I got to sit in on the meeting. The discussion was dynamic, and everyone present definitely, wholeheartedly, wanted the best for these different student groups. As someone who’s passionate about protecting and preserving our environment, it was exciting to hear that there are people on this campus working toward those goals.
The meeting concluded with people excited at the idea and ready to move forward—but with me wondering a few things about specifics. I want to go through my concerns quickly, because I believe in this program and want the best for it and, like I’ve said in previous editorials, writing critically about programs or institutions that I believe in is one of my ways of contributing—someone’s got to hold the mirror up.
I’m a little concerned about the money and the democracy of this whole thing.
Enactus is already a Package IV student group in the Tiger Stripes program, so they get a budget from the Student Government Association and can apply for supplemental budgets. In addition, since Enactus is a nationwide organization that has a chapter at Towson’s campus, the Towson chapter can apply for different grants from the national level.
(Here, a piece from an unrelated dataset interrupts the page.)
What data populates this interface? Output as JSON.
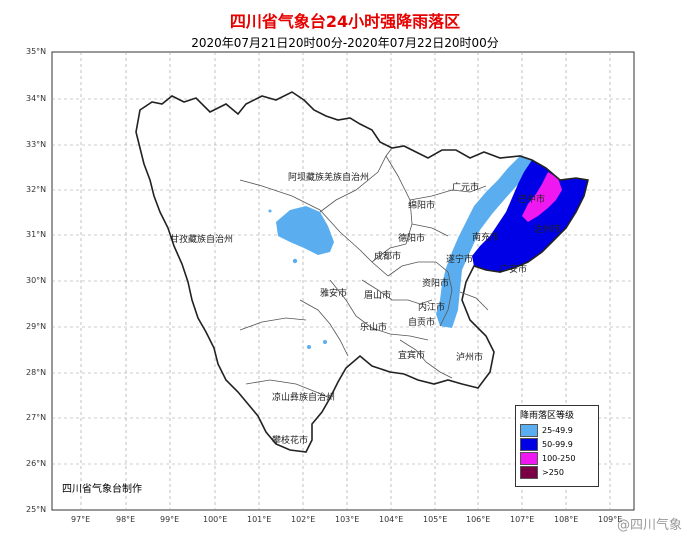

Put simply, Enactus (the same student group that opened a Café in Stephens Hall) can pull in a lot of cash and can put that cash to good use—if it’s distributed well to the student groups.
I’m a little worried that, since this kind of thing has never been done before, it might be a bit tricky for some of the smaller environmentally-focused student groups who get absorbed into Enactus to get funding.
I also noticed that not every student group oriented toward the environment was present. Yeah, everyone who was there loved the idea and has already begun working out the kinks, but not every group that has a stake in the environmental coalition was there. Also absent? Representatives from the SGA.
It’s my sincere hope that this environmental coalition works out, and I choose to believe that it will. Maybe that’s the naïve optimist in me, but everyone who was at the meeting seemed like they truly cared about not only our planet, but the student groups that care about the planet, too.
And, as noted by a few people at the meeting, think how impressive a massive grouping of environmentally-focused student groups will look clustered together at an involvement fair.
The idea of this environmental coalition sends a strong message—TU takes the environment seriously. TU takes its student groups seriously. Towson is going to do its part to preserve our environment by empowering its students.